Private Indian airports will maintain a strong credit profile for three years till FY27 on the back of revenue growth, rating agency CRISIL said today.
The airports are expected to spend around ₹60,000 crore in capital expenditure over the next three years to prepare for traffic growth. The projected cape spend will be 12 per cent higher than the spend between 2022-2024.
While 70 per cent of this expenditure will be funded by debt, the credit profile of airports will remain strong as a result of projected 17 per cent revenue growth.
“Revenue growth will be driven by rising passenger traffic, a regulated increase in aeronautical tariffs and an increase in non-aeronautical revenue,” said Ankit Hakhu, Director, CRISIL Ratings.

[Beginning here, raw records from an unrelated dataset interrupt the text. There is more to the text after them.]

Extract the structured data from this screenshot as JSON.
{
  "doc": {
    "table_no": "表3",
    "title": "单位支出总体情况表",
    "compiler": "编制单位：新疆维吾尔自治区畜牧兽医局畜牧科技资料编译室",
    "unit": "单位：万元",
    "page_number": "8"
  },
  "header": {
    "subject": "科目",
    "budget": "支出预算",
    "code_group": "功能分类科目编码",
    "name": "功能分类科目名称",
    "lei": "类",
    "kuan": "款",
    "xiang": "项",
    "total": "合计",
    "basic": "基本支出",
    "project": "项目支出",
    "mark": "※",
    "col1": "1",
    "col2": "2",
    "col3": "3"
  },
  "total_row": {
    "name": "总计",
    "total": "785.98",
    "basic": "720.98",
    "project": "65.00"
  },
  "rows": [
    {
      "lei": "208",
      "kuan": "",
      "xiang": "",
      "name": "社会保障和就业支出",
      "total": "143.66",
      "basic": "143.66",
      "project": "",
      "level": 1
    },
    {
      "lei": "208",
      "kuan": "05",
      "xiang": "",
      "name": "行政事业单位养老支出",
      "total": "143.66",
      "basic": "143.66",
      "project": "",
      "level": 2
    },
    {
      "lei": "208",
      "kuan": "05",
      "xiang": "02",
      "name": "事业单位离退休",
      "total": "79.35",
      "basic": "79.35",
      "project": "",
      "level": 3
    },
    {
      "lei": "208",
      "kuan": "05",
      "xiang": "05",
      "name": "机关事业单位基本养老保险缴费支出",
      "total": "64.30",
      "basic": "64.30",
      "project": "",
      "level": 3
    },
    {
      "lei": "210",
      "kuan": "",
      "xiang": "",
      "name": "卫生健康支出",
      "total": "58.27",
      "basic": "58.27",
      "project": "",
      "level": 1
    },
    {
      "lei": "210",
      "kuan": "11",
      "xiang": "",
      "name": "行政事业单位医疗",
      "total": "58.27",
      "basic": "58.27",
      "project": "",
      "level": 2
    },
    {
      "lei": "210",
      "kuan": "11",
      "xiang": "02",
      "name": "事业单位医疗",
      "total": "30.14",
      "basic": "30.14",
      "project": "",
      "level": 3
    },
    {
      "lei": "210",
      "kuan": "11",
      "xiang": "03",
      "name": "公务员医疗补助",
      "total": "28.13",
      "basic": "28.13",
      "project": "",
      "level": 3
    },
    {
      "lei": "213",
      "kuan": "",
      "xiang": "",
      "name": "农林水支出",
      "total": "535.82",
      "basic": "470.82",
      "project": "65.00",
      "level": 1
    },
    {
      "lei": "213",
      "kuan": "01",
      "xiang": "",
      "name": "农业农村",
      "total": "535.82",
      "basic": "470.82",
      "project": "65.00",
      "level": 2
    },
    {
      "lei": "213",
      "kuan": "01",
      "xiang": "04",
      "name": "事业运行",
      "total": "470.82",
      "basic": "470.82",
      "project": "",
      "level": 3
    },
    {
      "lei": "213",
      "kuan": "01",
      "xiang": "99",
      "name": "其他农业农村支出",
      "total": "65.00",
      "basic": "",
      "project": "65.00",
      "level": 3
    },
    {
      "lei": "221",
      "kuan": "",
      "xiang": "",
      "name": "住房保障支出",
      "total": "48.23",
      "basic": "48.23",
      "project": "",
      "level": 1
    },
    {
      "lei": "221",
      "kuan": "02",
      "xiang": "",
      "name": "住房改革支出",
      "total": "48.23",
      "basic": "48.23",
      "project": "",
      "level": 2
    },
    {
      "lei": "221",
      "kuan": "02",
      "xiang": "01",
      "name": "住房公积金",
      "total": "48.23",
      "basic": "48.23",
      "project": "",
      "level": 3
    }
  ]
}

The rating agency released its findings today Thursday based on a study of eleven private airports that account for 60 per cent of overall passenger traffic in the country.
Adani Group
Adani Group runs seven airports and has one airport under construction in Navi Mumbai. GMR group runs airports in Delhi, Hyderabad and Goa while Fairfax runs the Bengaluru airport. Zurich Airport is developing new greenfield facility in Jewar in Uttar Pradesh.
CRISIL did not disclose a list of surveyed airports.
“The number of passengers at Indian airports is expected to clock a CAGR of 8-9 per cent over fiscals 2025-2027 from 376 million last fiscal. Growth in domestic traffic, which comprises over 80 per cent of overall volume, will ride on rising demand from the business and leisure segments and government push to increase penetration of air travel,” said Manish Gupta, Senior Director and Deputy Chief Ratings officer, CRISIL Ratings.
To cater to this growth, airport operators are investing in aviation related infrastructure such as terminals and runaways. Additionally they are focused on non aeronautical offerings such as lounges, car parking, F&B outlets and so on.